Le vacaciones 2026 non fanno sconti. A luglio l’inflazione rallenta leggermente, ma per chi è partito o sta preparando le valigie il cuenta resta più salato: ristoranti e servizi di alloggio aumentano del 3,4% rispetto a un anno fa, mentre i transportar ellos marcan un + 4,3%. A confermare il peso dei rincari è l’Istat, secondo cui i prezzi al consumo sono cresciuti complessivamente del 2,9% su base annua, contro il +3% di giugno. E così, anche con un’inflazione generale leggermente più bassa, l’estate presenta il suo conto: ristoranti, alloggi e trasporti continuano a pesare sul budget delle ferie.
Inflazione al 2,9%, ma le vacanze pesano sul portafoglio
En detalle, a luglio i prezzi sono aumentati dello 0,3% en comparación con el mes anterior e del 2,9% rispetto allo stesso mese del 2025. La stima preliminare era leggermente più bassa, al 2,8%. Dietro il dato generale, però, alcune voci continuano a correre, soprattutto quelle che interessano chi viaggia: mangiare fuori, pernottare e spostarsi. I servizi di ristoranti e alloggio passano dal +2,8% di giugno al +3,4% di luglio, mentre i trasporti rallentano dal +4,7% al +4,3%, restando comunque tra le voci più care.
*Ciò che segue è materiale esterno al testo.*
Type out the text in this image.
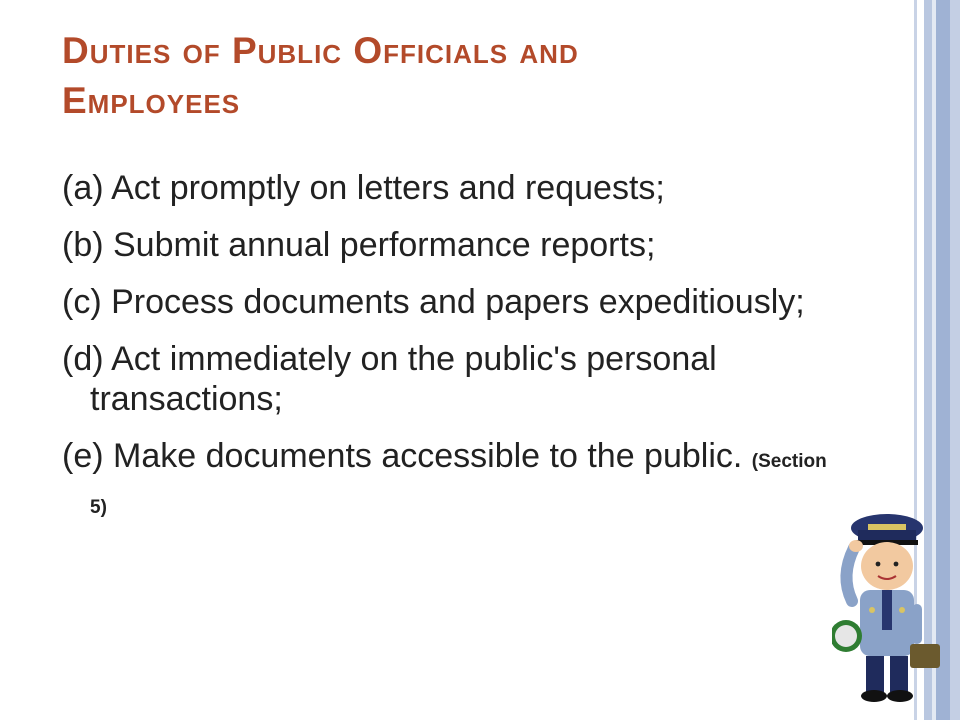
Duties of Public Officials and
Employees
(a) Act promptly on letters and requests;
(b) Submit annual performance reports;
(c) Process documents and papers expeditiously;
(d) Act immediately on the public's personal transactions;
(e) Make documents accessible to the public. (Section 5)
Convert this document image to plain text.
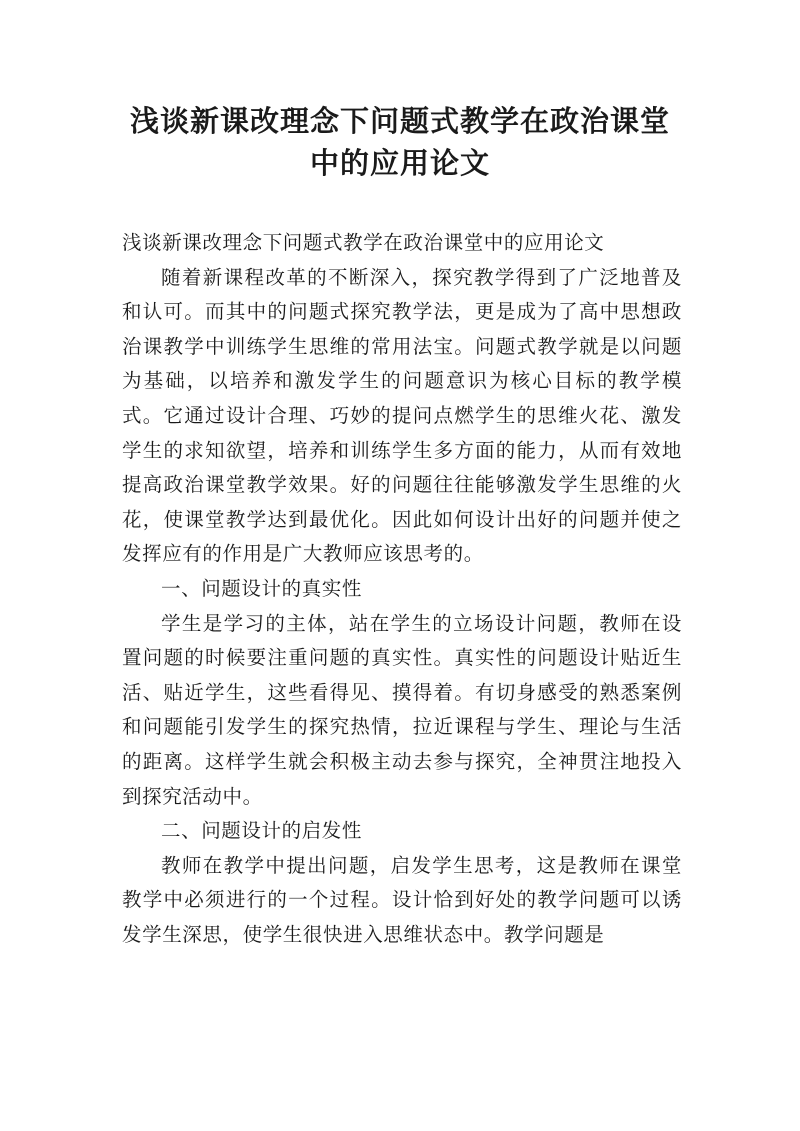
浅谈新课改理念下问题式教学在政治课堂
中的应用论文

浅谈新课改理念下问题式教学在政治课堂中的应用论文

随着新课程改革的不断深入，探究教学得到了广泛地普及和认可。而其中的问题式探究教学法，更是成为了高中思想政治课教学中训练学生思维的常用法宝。问题式教学就是以问题为基础，以培养和激发学生的问题意识为核心目标的教学模式。它通过设计合理、巧妙的提问点燃学生的思维火花、激发学生的求知欲望，培养和训练学生多方面的能力，从而有效地提高政治课堂教学效果。好的问题往往能够激发学生思维的火花，使课堂教学达到最优化。因此如何设计出好的问题并使之发挥应有的作用是广大教师应该思考的。

一、问题设计的真实性

学生是学习的主体，站在学生的立场设计问题，教师在设置问题的时候要注重问题的真实性。真实性的问题设计贴近生活、贴近学生，这些看得见、摸得着。有切身感受的熟悉案例和问题能引发学生的探究热情，拉近课程与学生、理论与生活的距离。这样学生就会积极主动去参与探究，全神贯注地投入到探究活动中。

二、问题设计的启发性

教师在教学中提出问题，启发学生思考，这是教师在课堂教学中必须进行的一个过程。设计恰到好处的教学问题可以诱发学生深思，使学生很快进入思维状态中。教学问题是
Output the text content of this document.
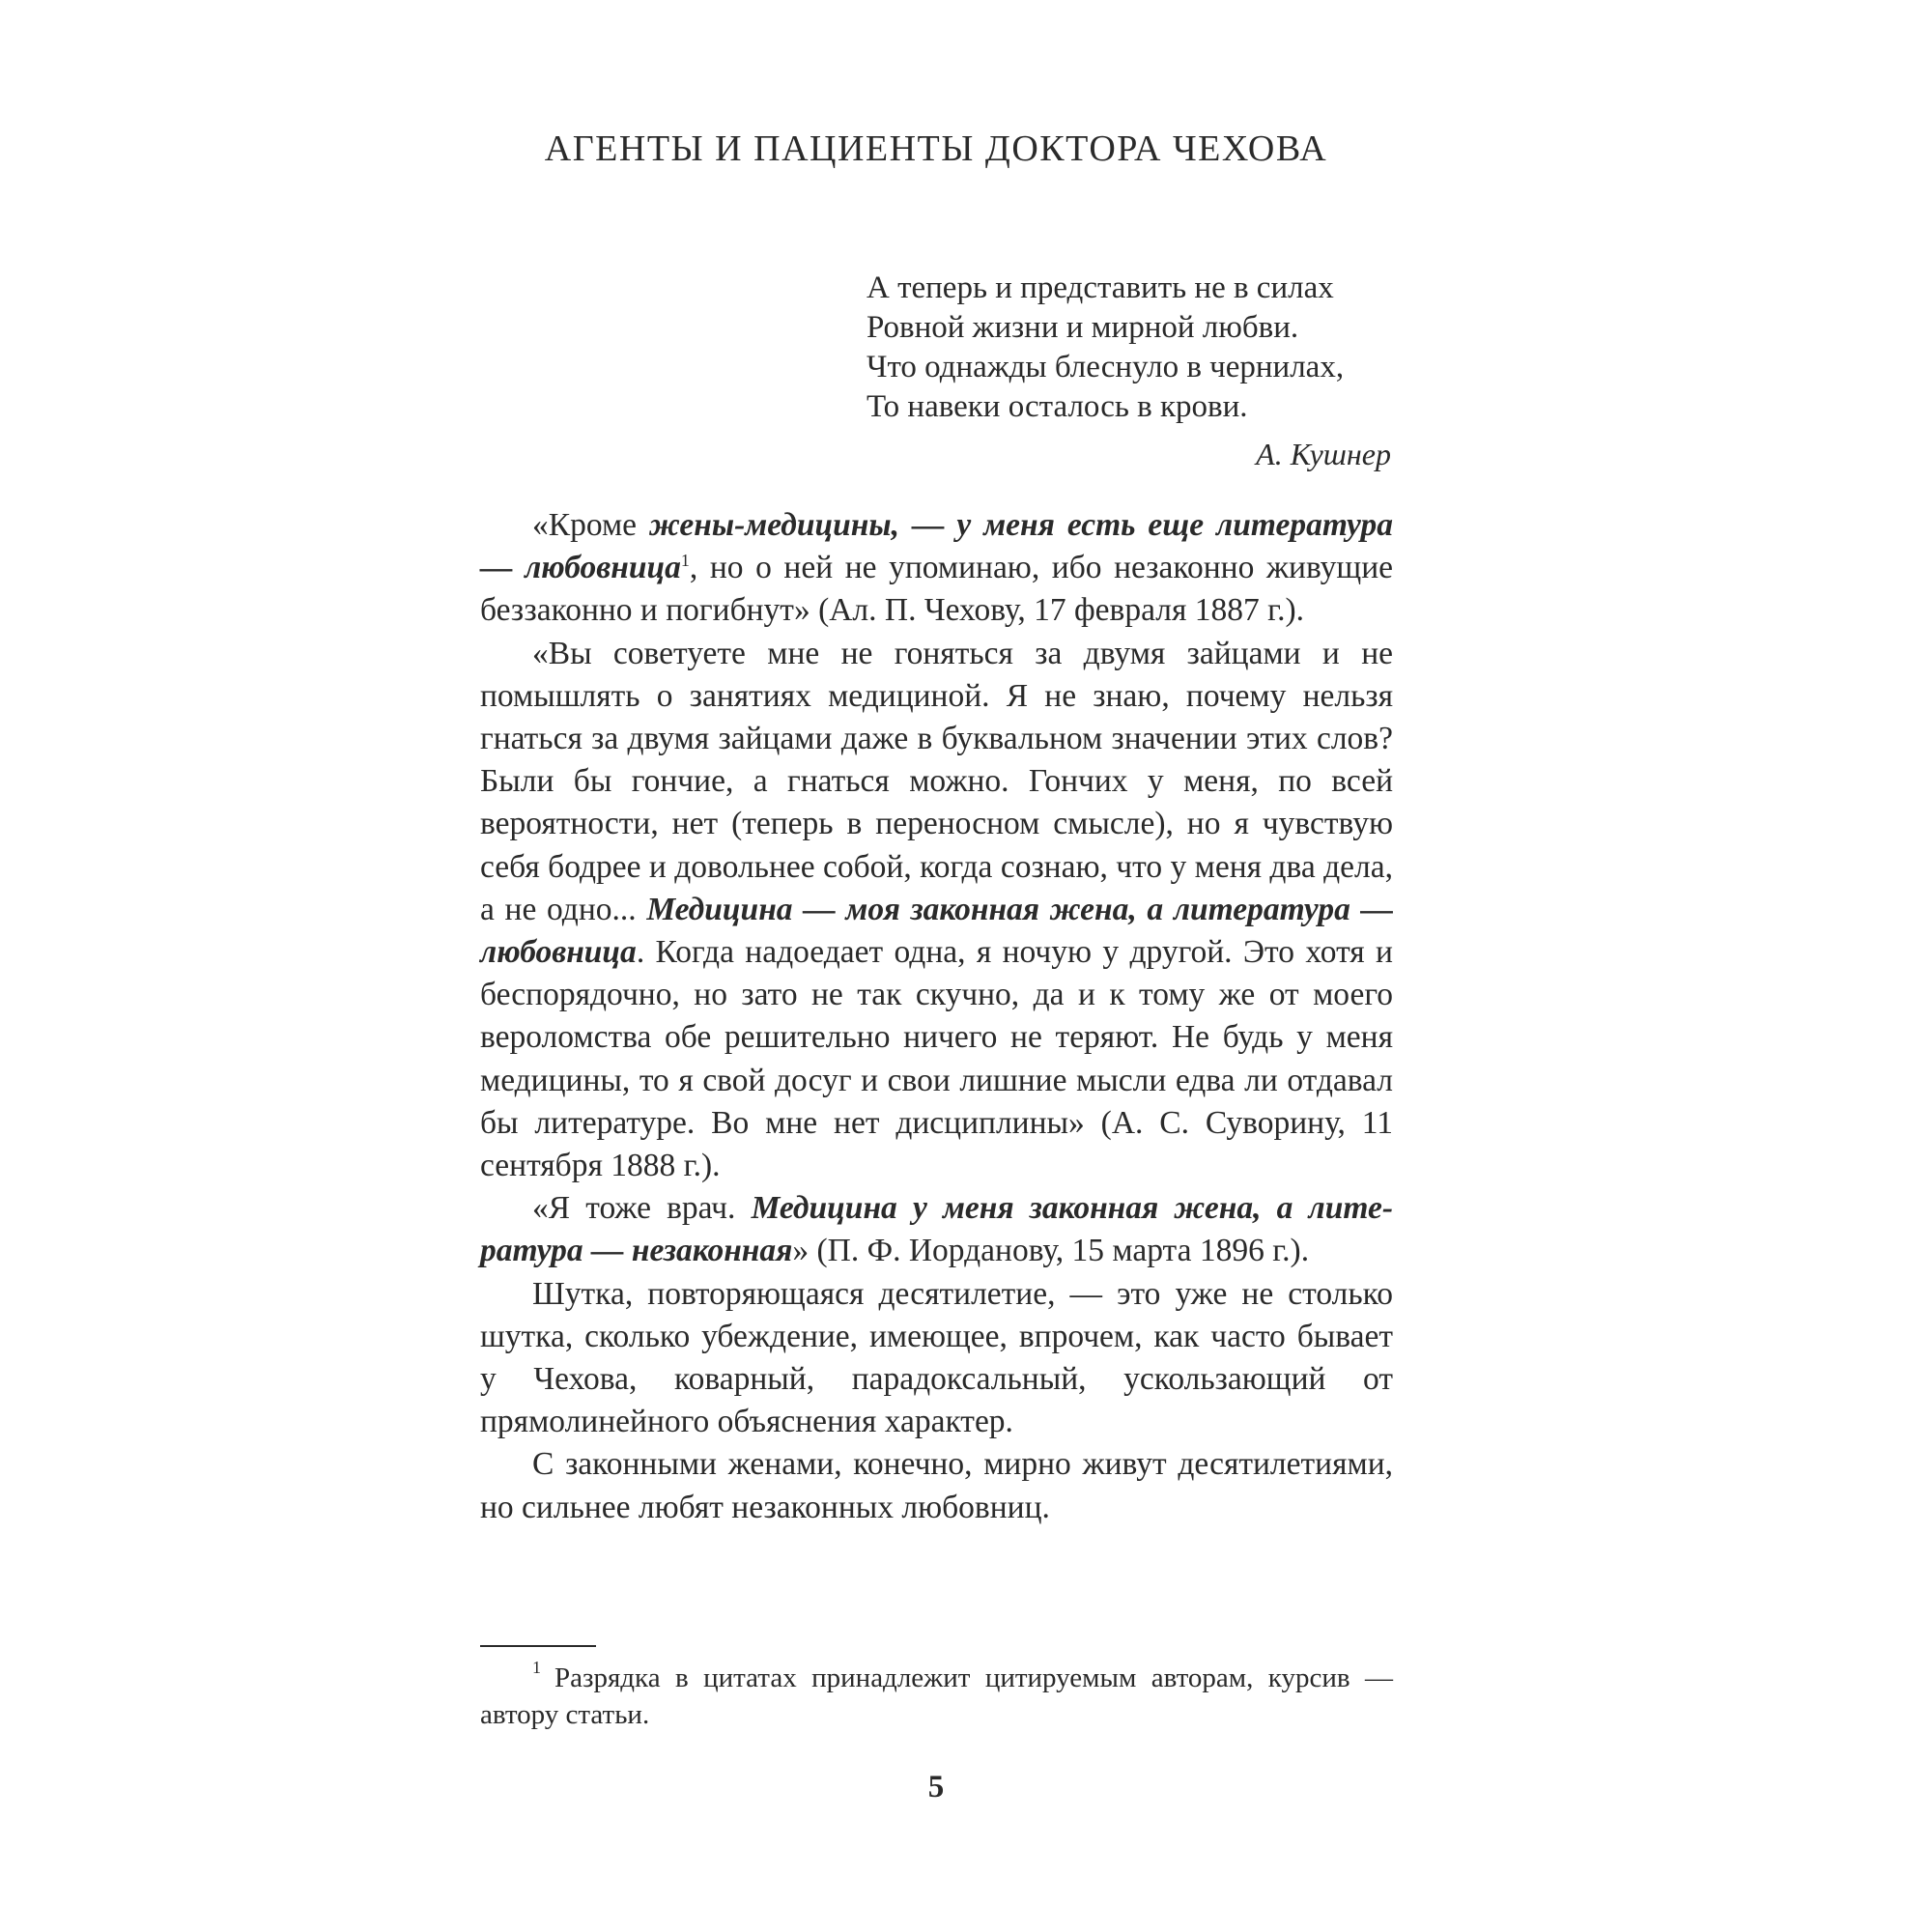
АГЕНТЫ И ПАЦИЕНТЫ ДОКТОРА ЧЕХОВА
А теперь и представить не в силах
Ровной жизни и мирной любви.
Что однажды блеснуло в чернилах,
То навеки осталось в крови.
А. Кушнер

«Кроме жены-медицины, — у меня есть еще литература — любовница$^1$, но о ней не упоминаю, ибо незаконно живущие беззаконно и погибнут» (Ал. П. Чехову, 17 февраля 1887 г.).

«Вы советуете мне не гоняться за двумя зайцами и не помышлять о занятиях медициной. Я не знаю, почему нельзя гнаться за двумя зайцами даже в буквальном значении этих слов? Были бы гончие, а гнаться можно. Гончих у меня, по всей вероятности, нет (теперь в переносном смысле), но я чувствую себя бодрее и довольнее собой, когда сознаю, что у меня два дела, а не одно... Медицина — моя законная жена, а литература — любовница. Когда надоедает одна, я ночую у другой. Это хотя и беспорядочно, но зато не так скучно, да и к тому же от моего вероломства обе решительно ничего не теряют. Не будь у меня медицины, то я свой досуг и свои лишние мысли едва ли отдавал бы литературе. Во мне нет дисциплины» (А. С. Суворину, 11 сентября 1888 г.).

«Я тоже врач. Медицина у меня законная жена, а литература — незаконная» (П. Ф. Иорданову, 15 марта 1896 г.).

Шутка, повторяющаяся десятилетие, — это уже не столько шутка, сколько убеждение, имеющее, впрочем, как часто бывает у Чехова, коварный, парадоксальный, ускользающий от прямолинейного объяснения характер.

С законными женами, конечно, мирно живут десятилетиями, но сильнее любят незаконных любовниц.

$^1$ Разрядка в цитатах принадлежит цитируемым авторам, курсив — автору статьи.
5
Anche altri servizi legati al tempo libero registrano aumenti: quelli ricreativi, culturali e per la cura della persona salgono del 3%, dal precedente +2,7%. L’inflación subyacente, al netto degli energetici e degli alimentari freschi, resta invece stabile all’1,6%, mentre quella al netto dei soli beni energetici scende dall’1,9% all’1,8%. I prezzi dei beni rallentano dal +3,3% al +3,2%, mentre quelli dei servizi accelerano dal +2,6% al +2,7%. L’inflazione acquisita per il 2026 è pari al +2,7% per l’indice generale e al +1,8% per la componente di fondo.
Energia, il rincaro arriva al 14,8%
A luglio l’accelerazione più marcata riguarda gli energetici regolamentati, i cui prezzi aumentano del 14,8% su base annua, contro il +9,2% di giugno. Gli energía no regulada, invece, rallentano dal +13,3% all’11,4%. Su base mensile, gli energetici regolamentati crescono del 6,5%, i servizi di trasporto dell’1,4% e quelli ricreativi, culturali e per la cura della persona dello 0,6%. Aumentano dello 0,5% anche gli energetici non regolamentati, mentre gli alimentari non lavorati diminuiscono dell’1,3% rispetto a giugno.
Tra le altre voci, i prezzi di beni e servizi vari aumentano del 2,8%, mentre alimentari e bevande analcoliche segnano un +1,3%. Il quadro resta quindi molto diverso a seconda delle singole spese: alcuni prezzi rallentano, altri accelerano, con l’energia che continua a rappresentare una delle principali spinte verso l’alto.
Quanto sono aumentati i prezzi nelle città?
Il conto dell’inflazione cambia anche a seconda di dove si vive. A luglio il dato è pari al 2,9%, in linea con la media nazionale, in Friuli-Venezia Giulia, Umbria e Abruzzo. L’inflazione è invece più alta in Calabria, Campania, Puglia, Sicilia, Lazio, Cerdeña e Liguria, mentre nelle altre regioni rimane sotto il dato nazionale. In Emilia-Romaña se detiene en el 2,7%.
Tra i capoluoghi delle regioni e delle province autonome e i comuni non capoluoghi con più di 150mila abitanti, il dato più elevato è quello di Reggio Calabria, al 4%, seguita da Nápoles e Catania, entrambe al 3,4%. In Emilia-Romagna, Rimini e Módena registrano un +2,9%, Rávena il +2,7%, Bologna il +2,5%, mentre Parma e Reggio Emilia si fermano al +2,4%. I valori più contenuti sono quelli di Florencia, al 2,2%, e Aosta, al 2,1%.
Il caro-vacanze 2026, insomma, non è soltanto una questione di percezione. I prezzi rilevati dall’Istat confermano che per gli italiani in ferie mangiare, dormire e spostarsi costa più dell’estate 2025.